Well of course us tax payers will give, if not now, certainly well before 2019. Are the 0% increase efforts of Fire an indication that Mayor Mike and the gang of 6 are holding departments to 0% for this year at least? Seems clear that all 30 odd candidates must have heard the tax drum being drummed on the door steps last fall. Was this beat enough to scare them into telling staff to hold the line for this year – which is sure to result in long term pain unless some full and frank debate and community agreement is reached about tax levels and the use of the resulting income. Of course as a society we have had nearly 20 years of governments at the senior levels, tell us that taxes are bad and that we will all get rich if the rich get richer faster and keep more of their riches to invest .... in jobs? Lol...
 
The sad fact is that with 18,000 people and a decent, by Van Is standards, industrial tax base, we are still too small and with too much overhead to run to support the full functions, at least as we presently define them, of a city. We either need to take a long, hard and no doubt acrimonious look at what the city does and for whom, or we bite the bullet and keep paying more. A one year tax increase holiday in every 5 or so will only prolong the pain and make but a small dent in the compounding effect of the increases. There is a clear need for a valley wide look at the situation – which of course Alberni First talked about but seem to have dropped. I am tired of hearing about my friends in Cheery Creek, with much nicer homes than mine, who pay more in water than they do it taxes. Do they not use the services provided and paid by the city and residents more or less every time they cross the boundary?
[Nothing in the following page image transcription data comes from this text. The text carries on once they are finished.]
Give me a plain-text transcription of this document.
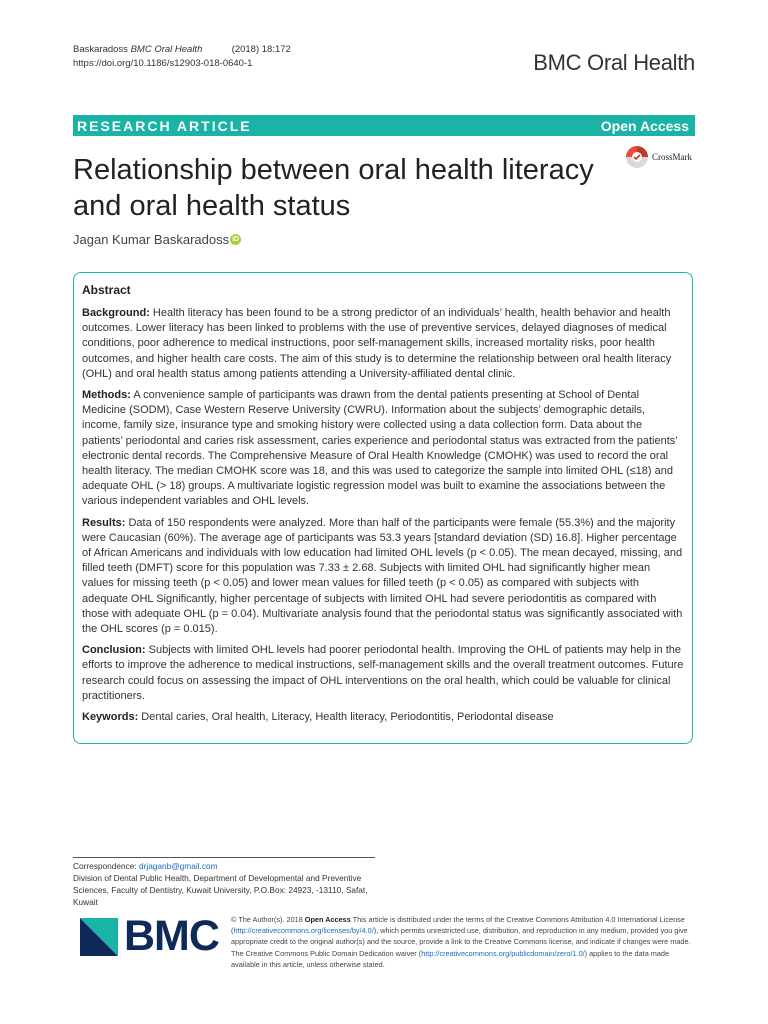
Baskaradoss BMC Oral Health	(2018) 18:172
https://doi.org/10.1186/s12903-018-0640-1	BMC Oral Health
RESEARCH ARTICLE	Open Access
CrossMark
Relationship between oral health literacy and oral health status
Jagan Kumar Baskaradoss iD
Abstract

Background: Health literacy has been found to be a strong predictor of an individuals’ health, health behavior and health outcomes. Lower literacy has been linked to problems with the use of preventive services, delayed diagnoses of medical conditions, poor adherence to medical instructions, poor self-management skills, increased mortality risks, poor health outcomes, and higher health care costs. The aim of this study is to determine the relationship between oral health literacy (OHL) and oral health status among patients attending a University-affiliated dental clinic.

Methods: A convenience sample of participants was drawn from the dental patients presenting at School of Dental Medicine (SODM), Case Western Reserve University (CWRU). Information about the subjects’ demographic details, income, family size, insurance type and smoking history were collected using a data collection form. Data about the patients’ periodontal and caries risk assessment, caries experience and periodontal status was extracted from the patients’ electronic dental records. The Comprehensive Measure of Oral Health Knowledge (CMOHK) was used to record the oral health literacy. The median CMOHK score was 18, and this was used to categorize the sample into limited OHL (≤18) and adequate OHL (> 18) groups. A multivariate logistic regression model was built to examine the associations between the various independent variables and OHL levels.

Results: Data of 150 respondents were analyzed. More than half of the participants were female (55.3%) and the majority were Caucasian (60%). The average age of participants was 53.3 years [standard deviation (SD) 16.8]. Higher percentage of African Americans and individuals with low education had limited OHL levels (p < 0.05). The mean decayed, missing, and filled teeth (DMFT) score for this population was 7.33 ± 2.68. Subjects with limited OHL had significantly higher mean values for missing teeth (p < 0.05) and lower mean values for filled teeth (p < 0.05) as compared with subjects with adequate OHL Significantly, higher percentage of subjects with limited OHL had severe periodontitis as compared with those with adequate OHL (p = 0.04). Multivariate analysis found that the periodontal status was significantly associated with the OHL scores (p = 0.015).

Conclusion: Subjects with limited OHL levels had poorer periodontal health. Improving the OHL of patients may help in the efforts to improve the adherence to medical instructions, self-management skills and the overall treatment outcomes. Future research could focus on assessing the impact of OHL interventions on the oral health, which could be valuable for clinical practitioners.

Keywords: Dental caries, Oral health, Literacy, Health literacy, Periodontitis, Periodontal disease

Correspondence: drjaganb@gmail.com
Division of Dental Public Health, Department of Developmental and Preventive Sciences, Faculty of Dentistry, Kuwait University, P.O.Box: 24923, -13110, Safat, Kuwait
BMC © The Author(s). 2018 Open Access This article is distributed under the terms of the Creative Commons Attribution 4.0 International License (http://creativecommons.org/licenses/by/4.0/), which permits unrestricted use, distribution, and reproduction in any medium, provided you give appropriate credit to the original author(s) and the source, provide a link to the Creative Commons license, and indicate if changes were made. The Creative Commons Public Domain Dedication waiver (http://creativecommons.org/publicdomain/zero/1.0/) applies to the data made available in this article, unless otherwise stated.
Our infrastructure issues are valley wide.
 
Well, like many things in life a district wide solution ain't gonna happen. But the mayor better start looking at some serious and probably structural changes over the next four years, or be prepared to start layoffs, 'cause the CUPE and operating cost increases are sooner or later going to mean that departments with no operating funds for materials are going to have staff with no work to do. Unless of course retirement numbers come to the rescue and existing staff take on more duties, which is probably not sustainable without significant organizational changes. Tough stuff for us all.